Isso é uma generalização.
Não há dúvidas que quaisquer pessoas de quaisquer classes podem se interessar pelos cursos online (eu sou oriundo da classe C; pai motorista de táxi e mãe funcionária pública das baixas esferas). Qualquer interessado pode roubar o wifi do vizinho, da loja da esquina ou da piscina do hotel no Caribe.
Infraestrutura das classes C e D
Mas dada a explicação nas bolinhas acima, a maior chance de captar novos colaboradores em programação reside nas classes C e D.
As quais têm internet de banda larga de péssima qualidade (salvo raras exceções, OK, OK).
Eu moro num bairro de classe média e até bem pouco tempo usava os péssimos serviços de internet de uma empresa de TV a cabo. Ticket altíssimo e taxa de upload de 0,1 Mb.
O que esperar de pessoas que moram em casas mais simples? Elas possuem prioridades mais relacionadas à sobrevivência imediata, como telhado pingando água, remédios para a saúde da vó, familiares desempregados e toda a saga de dificuldades de quem corre por oportunidades melhores.
E foi por entre outros motivos – computador ruim em casa, internet inadequada – que a diarista me disse que preferiu pagar essa grana para que o filho tivesse curso presencial e um futuro melhor.
Acho elogiável o gesto da família.
Não vai dar certo a iniciativa
Por outro lado, vejo como funesta a iniciativa do grupo de empresas, pois não resolverá o seu problema. Sim, o problema é delas: não conseguir crescer por falta de gente capacitada.
Por quê? Por que não desenharam uma “persona” do público-alvo da sua campanha.
A desigualdade social e econômica no Brasil é muito grande e provavelmente quem planejou a ideia, não considerou tal situação. Ou nem a compreende, pois não gravita nesse universo.
As classes com infraestrutura não querem ser programadores (claro, um ou outra embarcará nessa ideia). As classes sem infraestrutura são as mais interessadas em aproveitar tais oportunidades, mas…
Perspectivas
As empresas não estão em busca do próximo Bill Gates, convenhamos. Precisam de programadores – aos montes de preferência – para selecionar os melhores e dar andamento aos seu jeito de ganhar dinheiro e, de lambuja, melhorar a economia e sociedade ao redor.

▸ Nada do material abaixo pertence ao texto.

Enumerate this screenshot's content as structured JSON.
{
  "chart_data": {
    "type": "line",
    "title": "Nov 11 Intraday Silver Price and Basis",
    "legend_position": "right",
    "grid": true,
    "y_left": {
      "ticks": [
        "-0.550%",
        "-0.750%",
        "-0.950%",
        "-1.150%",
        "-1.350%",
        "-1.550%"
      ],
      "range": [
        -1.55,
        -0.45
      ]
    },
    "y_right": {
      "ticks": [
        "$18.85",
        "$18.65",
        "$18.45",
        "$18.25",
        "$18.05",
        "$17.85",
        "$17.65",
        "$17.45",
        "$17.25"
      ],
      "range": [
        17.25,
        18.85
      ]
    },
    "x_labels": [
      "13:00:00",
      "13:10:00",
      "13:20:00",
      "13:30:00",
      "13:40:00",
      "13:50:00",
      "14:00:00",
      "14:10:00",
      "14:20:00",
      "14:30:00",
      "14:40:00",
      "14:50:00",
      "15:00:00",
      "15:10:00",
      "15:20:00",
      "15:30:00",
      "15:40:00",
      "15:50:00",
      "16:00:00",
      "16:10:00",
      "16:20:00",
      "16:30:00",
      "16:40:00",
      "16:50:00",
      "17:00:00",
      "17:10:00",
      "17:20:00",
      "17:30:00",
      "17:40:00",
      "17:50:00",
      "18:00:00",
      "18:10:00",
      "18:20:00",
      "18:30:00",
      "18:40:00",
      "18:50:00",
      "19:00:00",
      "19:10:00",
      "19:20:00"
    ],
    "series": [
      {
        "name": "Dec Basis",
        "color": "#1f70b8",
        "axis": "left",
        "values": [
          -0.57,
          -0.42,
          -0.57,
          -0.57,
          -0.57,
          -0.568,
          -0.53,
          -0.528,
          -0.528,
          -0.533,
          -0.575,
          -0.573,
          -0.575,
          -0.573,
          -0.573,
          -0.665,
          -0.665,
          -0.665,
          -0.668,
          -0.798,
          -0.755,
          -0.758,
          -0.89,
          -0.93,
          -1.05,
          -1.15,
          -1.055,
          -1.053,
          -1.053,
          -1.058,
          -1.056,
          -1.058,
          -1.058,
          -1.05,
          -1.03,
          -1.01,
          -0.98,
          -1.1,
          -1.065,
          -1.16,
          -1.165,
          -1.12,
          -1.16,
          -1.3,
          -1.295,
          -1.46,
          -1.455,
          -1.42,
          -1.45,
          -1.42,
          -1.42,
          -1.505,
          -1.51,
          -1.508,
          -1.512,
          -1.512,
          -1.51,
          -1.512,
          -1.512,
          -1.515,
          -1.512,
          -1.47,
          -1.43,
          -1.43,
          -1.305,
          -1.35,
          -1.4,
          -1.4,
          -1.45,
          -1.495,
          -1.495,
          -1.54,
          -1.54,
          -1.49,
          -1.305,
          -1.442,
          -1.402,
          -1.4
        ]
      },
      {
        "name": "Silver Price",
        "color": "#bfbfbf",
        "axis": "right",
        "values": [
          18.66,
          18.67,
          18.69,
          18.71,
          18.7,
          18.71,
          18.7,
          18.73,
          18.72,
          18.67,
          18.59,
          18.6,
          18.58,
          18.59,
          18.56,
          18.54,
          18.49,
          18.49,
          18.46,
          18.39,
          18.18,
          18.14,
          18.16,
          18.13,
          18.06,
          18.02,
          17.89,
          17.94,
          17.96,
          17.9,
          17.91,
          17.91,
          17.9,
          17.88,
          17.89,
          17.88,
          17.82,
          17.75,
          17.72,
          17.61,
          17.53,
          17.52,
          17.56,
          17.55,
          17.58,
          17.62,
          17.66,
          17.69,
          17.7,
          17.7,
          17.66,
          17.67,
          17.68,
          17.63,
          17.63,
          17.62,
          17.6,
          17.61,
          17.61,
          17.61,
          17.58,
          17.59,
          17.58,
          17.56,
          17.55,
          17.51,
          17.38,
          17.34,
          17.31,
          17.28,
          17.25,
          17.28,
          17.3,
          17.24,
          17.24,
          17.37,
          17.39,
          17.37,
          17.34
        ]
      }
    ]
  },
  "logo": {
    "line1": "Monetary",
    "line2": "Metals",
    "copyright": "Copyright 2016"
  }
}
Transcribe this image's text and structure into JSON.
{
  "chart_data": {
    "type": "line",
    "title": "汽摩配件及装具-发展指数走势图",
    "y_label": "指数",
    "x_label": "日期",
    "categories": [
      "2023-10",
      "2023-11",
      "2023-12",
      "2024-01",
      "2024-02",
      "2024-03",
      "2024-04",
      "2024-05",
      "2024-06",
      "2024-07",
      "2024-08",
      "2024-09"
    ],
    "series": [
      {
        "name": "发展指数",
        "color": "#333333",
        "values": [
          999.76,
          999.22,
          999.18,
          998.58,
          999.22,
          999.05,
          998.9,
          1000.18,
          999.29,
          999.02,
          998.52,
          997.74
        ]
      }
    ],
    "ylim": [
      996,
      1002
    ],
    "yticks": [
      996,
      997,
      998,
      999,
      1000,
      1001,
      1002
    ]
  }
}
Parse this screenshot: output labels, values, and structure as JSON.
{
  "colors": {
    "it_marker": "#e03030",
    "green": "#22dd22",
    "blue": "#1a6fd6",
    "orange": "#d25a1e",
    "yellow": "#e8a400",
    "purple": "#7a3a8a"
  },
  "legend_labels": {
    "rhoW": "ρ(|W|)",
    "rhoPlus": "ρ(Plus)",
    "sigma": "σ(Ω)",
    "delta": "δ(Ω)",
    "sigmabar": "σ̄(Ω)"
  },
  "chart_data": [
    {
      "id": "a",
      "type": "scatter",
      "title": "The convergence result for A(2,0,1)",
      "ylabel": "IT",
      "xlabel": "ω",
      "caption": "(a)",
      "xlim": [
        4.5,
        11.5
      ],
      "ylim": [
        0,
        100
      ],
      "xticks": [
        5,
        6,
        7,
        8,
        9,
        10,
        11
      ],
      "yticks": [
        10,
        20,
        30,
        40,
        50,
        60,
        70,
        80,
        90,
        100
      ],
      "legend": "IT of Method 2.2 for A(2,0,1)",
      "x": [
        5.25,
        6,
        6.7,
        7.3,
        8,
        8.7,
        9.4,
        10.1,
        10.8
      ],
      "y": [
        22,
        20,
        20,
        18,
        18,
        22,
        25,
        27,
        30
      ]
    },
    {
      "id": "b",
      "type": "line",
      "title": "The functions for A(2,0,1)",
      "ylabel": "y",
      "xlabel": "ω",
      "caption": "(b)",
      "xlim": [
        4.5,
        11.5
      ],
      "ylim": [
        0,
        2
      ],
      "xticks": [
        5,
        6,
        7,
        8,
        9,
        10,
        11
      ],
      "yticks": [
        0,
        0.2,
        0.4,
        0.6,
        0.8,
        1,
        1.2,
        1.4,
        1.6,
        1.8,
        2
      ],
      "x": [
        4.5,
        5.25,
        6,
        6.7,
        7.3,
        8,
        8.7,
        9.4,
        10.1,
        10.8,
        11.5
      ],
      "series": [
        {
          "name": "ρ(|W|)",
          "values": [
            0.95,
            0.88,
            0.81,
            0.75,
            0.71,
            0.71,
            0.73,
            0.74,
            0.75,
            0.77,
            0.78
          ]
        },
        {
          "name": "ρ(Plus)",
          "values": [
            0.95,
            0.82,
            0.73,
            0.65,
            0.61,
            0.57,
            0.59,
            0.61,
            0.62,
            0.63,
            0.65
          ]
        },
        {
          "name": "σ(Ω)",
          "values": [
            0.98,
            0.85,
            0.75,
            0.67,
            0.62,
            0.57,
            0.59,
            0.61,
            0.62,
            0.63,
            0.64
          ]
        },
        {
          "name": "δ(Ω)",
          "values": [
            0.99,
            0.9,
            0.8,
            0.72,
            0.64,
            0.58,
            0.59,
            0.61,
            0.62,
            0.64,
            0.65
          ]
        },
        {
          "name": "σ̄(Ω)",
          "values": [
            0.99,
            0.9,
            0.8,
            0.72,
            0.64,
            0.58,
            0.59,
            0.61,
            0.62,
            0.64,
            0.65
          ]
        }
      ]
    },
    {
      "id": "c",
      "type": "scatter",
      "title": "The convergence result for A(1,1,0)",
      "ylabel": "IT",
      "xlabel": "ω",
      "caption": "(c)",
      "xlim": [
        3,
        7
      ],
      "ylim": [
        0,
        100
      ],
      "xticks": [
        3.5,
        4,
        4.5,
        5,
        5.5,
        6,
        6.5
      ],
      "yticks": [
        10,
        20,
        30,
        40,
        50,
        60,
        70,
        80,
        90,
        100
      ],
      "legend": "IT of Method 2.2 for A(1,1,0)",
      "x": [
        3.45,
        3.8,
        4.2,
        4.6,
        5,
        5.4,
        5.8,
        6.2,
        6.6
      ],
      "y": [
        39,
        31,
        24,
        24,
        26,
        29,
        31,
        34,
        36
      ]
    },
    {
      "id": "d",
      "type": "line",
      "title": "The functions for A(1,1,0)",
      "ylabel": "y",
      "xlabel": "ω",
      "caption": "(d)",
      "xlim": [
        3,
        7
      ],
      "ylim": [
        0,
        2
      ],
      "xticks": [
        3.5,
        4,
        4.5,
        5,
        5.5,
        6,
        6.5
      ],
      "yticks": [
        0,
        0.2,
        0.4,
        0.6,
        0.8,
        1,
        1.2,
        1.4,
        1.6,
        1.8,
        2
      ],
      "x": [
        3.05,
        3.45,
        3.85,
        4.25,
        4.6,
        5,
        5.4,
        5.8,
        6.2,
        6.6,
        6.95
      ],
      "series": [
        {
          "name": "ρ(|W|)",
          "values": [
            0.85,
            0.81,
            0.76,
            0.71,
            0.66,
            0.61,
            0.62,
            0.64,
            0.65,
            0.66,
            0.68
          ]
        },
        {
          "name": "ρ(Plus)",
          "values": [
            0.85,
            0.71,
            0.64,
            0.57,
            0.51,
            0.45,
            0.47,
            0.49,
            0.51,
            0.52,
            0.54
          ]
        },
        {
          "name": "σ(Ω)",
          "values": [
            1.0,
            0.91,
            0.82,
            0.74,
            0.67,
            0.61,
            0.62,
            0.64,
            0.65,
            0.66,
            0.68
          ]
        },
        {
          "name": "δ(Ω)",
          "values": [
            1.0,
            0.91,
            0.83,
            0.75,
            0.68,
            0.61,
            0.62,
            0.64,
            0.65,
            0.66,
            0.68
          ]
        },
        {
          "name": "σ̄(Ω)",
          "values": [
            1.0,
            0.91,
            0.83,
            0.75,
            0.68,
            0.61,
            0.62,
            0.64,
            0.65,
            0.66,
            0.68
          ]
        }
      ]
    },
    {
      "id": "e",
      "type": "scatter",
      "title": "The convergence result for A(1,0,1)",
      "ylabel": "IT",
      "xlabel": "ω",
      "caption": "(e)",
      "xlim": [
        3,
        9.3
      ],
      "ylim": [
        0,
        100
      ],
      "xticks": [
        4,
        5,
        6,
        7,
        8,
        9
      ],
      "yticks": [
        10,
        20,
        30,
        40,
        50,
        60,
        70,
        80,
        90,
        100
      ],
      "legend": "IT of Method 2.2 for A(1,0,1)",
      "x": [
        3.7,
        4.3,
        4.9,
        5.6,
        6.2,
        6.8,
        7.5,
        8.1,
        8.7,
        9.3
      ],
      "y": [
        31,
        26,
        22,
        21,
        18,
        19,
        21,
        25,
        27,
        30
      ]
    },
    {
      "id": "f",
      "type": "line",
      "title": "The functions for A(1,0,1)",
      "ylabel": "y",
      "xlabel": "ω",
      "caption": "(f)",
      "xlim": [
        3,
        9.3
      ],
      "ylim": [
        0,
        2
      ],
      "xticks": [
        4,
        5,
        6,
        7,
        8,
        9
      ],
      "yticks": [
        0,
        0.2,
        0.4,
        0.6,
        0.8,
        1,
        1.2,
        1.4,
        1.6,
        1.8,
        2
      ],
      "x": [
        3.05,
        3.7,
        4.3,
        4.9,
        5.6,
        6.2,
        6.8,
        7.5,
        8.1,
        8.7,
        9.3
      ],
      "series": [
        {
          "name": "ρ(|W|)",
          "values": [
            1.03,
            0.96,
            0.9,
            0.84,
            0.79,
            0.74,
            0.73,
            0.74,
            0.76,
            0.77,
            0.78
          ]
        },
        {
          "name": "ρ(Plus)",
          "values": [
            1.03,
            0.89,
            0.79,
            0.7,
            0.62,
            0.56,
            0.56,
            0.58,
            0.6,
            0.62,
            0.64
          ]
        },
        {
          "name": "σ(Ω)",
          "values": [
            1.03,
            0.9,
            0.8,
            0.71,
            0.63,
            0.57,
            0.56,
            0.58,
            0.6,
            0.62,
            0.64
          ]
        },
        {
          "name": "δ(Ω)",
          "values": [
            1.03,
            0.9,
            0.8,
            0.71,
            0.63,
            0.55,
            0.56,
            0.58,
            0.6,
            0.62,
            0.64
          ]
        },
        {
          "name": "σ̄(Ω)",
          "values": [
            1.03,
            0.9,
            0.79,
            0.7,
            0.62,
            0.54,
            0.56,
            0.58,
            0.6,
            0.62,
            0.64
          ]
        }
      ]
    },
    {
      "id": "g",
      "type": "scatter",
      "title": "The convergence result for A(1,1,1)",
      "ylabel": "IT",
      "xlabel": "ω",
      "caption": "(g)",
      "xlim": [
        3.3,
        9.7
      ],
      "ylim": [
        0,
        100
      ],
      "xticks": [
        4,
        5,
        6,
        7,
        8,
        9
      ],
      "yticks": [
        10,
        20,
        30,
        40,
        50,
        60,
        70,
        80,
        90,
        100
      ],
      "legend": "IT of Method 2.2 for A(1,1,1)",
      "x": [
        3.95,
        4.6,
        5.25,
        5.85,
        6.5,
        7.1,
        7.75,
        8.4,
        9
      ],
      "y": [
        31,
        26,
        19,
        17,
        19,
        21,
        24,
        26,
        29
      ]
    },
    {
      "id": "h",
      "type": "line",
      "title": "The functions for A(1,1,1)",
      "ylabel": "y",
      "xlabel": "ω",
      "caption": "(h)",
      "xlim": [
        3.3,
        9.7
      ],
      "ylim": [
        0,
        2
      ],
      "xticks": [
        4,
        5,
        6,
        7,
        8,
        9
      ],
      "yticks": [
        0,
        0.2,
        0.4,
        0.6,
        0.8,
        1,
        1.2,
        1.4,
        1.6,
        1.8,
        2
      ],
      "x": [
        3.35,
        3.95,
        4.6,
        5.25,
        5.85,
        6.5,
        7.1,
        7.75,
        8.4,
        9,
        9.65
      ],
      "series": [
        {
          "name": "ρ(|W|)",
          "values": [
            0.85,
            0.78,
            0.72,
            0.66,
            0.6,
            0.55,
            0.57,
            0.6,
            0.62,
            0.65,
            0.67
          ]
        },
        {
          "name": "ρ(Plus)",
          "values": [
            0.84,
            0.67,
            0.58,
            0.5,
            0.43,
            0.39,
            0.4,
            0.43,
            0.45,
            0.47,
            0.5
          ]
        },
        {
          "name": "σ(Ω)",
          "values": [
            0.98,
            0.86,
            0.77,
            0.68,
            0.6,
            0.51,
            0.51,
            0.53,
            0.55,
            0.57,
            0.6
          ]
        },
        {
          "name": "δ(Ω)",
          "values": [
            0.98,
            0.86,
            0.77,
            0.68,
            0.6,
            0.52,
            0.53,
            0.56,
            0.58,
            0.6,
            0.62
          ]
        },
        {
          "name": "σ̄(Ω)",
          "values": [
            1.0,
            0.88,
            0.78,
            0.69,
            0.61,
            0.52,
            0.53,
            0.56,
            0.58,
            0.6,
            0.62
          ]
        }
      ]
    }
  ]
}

Mas do jeito que vai, acho que não rolará, em minha humilde opinião.
Pelo amor de Deus, banquem uma escola pública. Uma ONG de favela (acho que comunidade é mais socialmente adequado).
Ofereçam aprendizado de programação como curso suplementar. Digam que as maiores empresas do mundo são da área de tecnologia. Falem da transformação digital (talvez seja demais).
Não se faz omelete sem quebrar ovos.
As empresas precisam investir decentemente para colher lá adiante: computadores para o pessoal de baixa renda (é mais elegante assim do que classe C e D?); internet de banda larga; quem sabe até lanche ou almoço.
A ideia de formar mão-de-obra é correta, o jeito (online) é que está errado, na minha opinião.